Conrad Taylor reports from the Linked Data and Libraries conference
Talis, a company which is heard quite often in discussions of Linked Data and the Semantic Web, has deep roots in the library world: it arose in the early seventies from the pioneering ‘Birmingham Libraries Co-operative Mechanisation Project’ and developed a suite of Library Management System software that is at the heart of library cataloguing and management in many British libraries.
In March 2011, Talis took the bold step of selling off its library management division to Capita; from now on, Talis will concentrate on Linked Data and Semantic Web projects. These are approaches to handling information on the Web in such a way that machines can do more useful things with it, and the Linked Data idea is finding applications across many business areas, such as health information, government open data and support for scientific research.
However, Talis has not lost contact with the library world, and on 14 July I attended a free one-day conference on ‘Linked Data and Libraries’, a follow-up to a similar event they ran last year. The event was held in the British Library conference centre; it was attended by about 50-60 people, a surprising proportion from abroad, including Germany and the Netherlands, Denmark, France and USA. There were six major presentations, plus four short talks and a welcoming address by Dame Lynne Brindley, the CEO of the British Library.
British Library’s big Linked Data experiment
Being at the BL was extremely apposite because the Library is in the midst of a major conversion of its bibliographic records into Linked Data format, assisted by Talis, as I’ll explain below. As Lynne Brindley explained, the British Library has made a commitment to follow the government’s avowed philosophy of opening up data and media assets for free use by the public.
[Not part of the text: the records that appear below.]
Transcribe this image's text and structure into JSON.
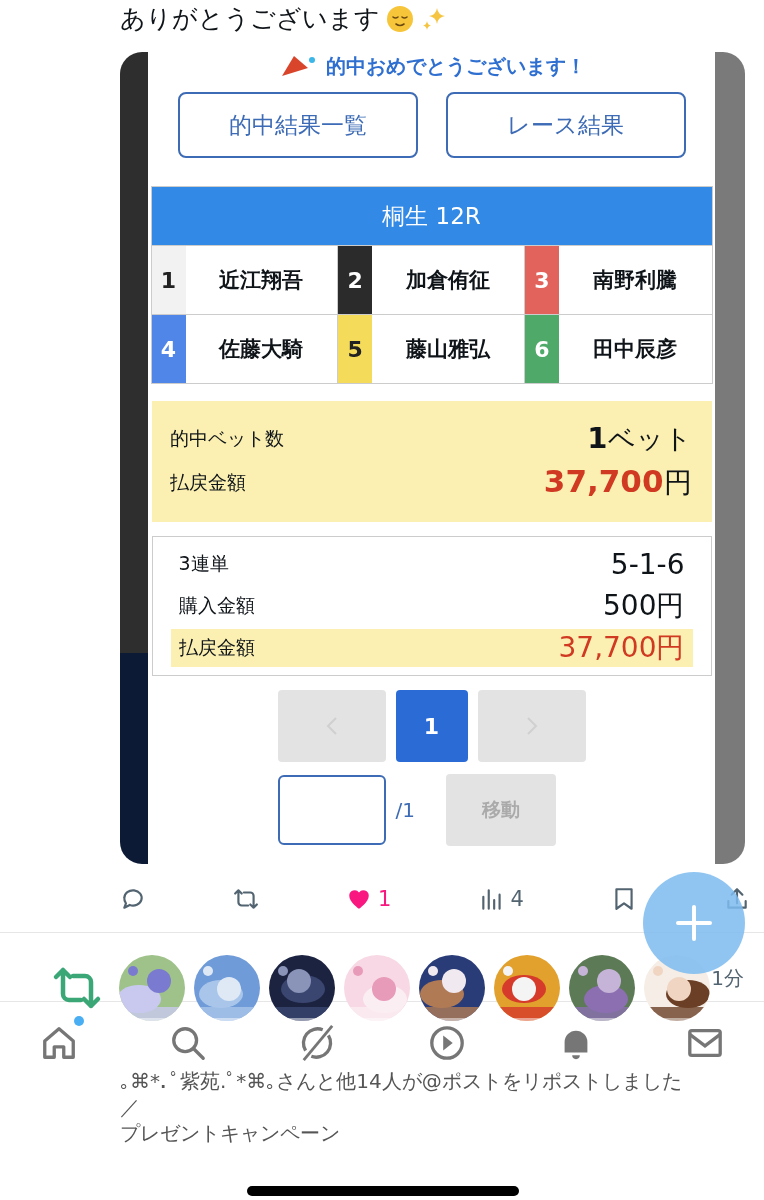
{
  "tweet": {
    "text": "ありがとうございます"
  },
  "screenshot": {
    "banner": "的中おめでとうございます！",
    "buttons": [
      "的中結果一覧",
      "レース結果"
    ],
    "race_title": "桐生 12R",
    "racers": [
      {
        "number": "1",
        "name": "近江翔吾",
        "color": "#f2f2f2"
      },
      {
        "number": "2",
        "name": "加倉侑征",
        "color": "#2b2b2b"
      },
      {
        "number": "3",
        "name": "南野利騰",
        "color": "#e2625c"
      },
      {
        "number": "4",
        "name": "佐藤大騎",
        "color": "#4f86e8"
      },
      {
        "number": "5",
        "name": "藤山雅弘",
        "color": "#f4dc5a"
      },
      {
        "number": "6",
        "name": "田中辰彦",
        "color": "#4faa6a"
      }
    ],
    "summary": {
      "bets_label": "的中ベット数",
      "bets_count": "1",
      "bets_unit": "ベット",
      "payout_label": "払戻金額",
      "payout_amount": "37,700",
      "payout_unit": "円"
    },
    "details": [
      {
        "label": "3連単",
        "value": "5-1-6",
        "highlighted": false
      },
      {
        "label": "購入金額",
        "value": "500円",
        "highlighted": false
      },
      {
        "label": "払戻金額",
        "value": "37,700円",
        "highlighted": true
      }
    ],
    "pagination": {
      "prev_disabled": true,
      "pages": [
        {
          "label": "1",
          "selected": true
        }
      ],
      "next_disabled": true
    },
    "jump": {
      "total": "/1",
      "button": "移動",
      "button_disabled": true
    }
  },
  "actions": [
    {
      "kind": "reply"
    },
    {
      "kind": "repost"
    },
    {
      "kind": "like",
      "count": "1",
      "on": true
    },
    {
      "kind": "views",
      "count": "4"
    },
    {
      "kind": "bookmark"
    },
    {
      "kind": "share"
    }
  ],
  "repost_row": {
    "time": "1分"
  },
  "notification": {
    "text": "｡⌘*.ﾟ紫苑.ﾟ*⌘｡さんと他14人が@ポストをリポストしました",
    "lines": [
      "／",
      "プレゼントキャンペーン"
    ]
  },
  "nav": [
    {
      "kind": "home",
      "badge": true
    },
    {
      "kind": "search",
      "badge": false
    },
    {
      "kind": "grok",
      "badge": false
    },
    {
      "kind": "video",
      "badge": false
    },
    {
      "kind": "notifications",
      "badge": false
    },
    {
      "kind": "messages",
      "badge": false
    }
  ]
}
A highlight of the day was the description by Neil Wilson, BL’s Head of Metadata Services, of the project that is converting the British National Bibliography into Linked Data RDF-XML form, from MARC 21 records. The aim is to break this data out from its ‘entrapment’ within the MARC format, so that it continues to perform its traditional functions but is also opened up for data mining and can be integrated into new kinds of services and mash-ups that build on and extend the information within bibliographic data. There should also be cost savings to converting to more generic, more widely-supported RDF/XML-based formats – as Deanna Marcum of the US Library of Congress also noted in May 2011.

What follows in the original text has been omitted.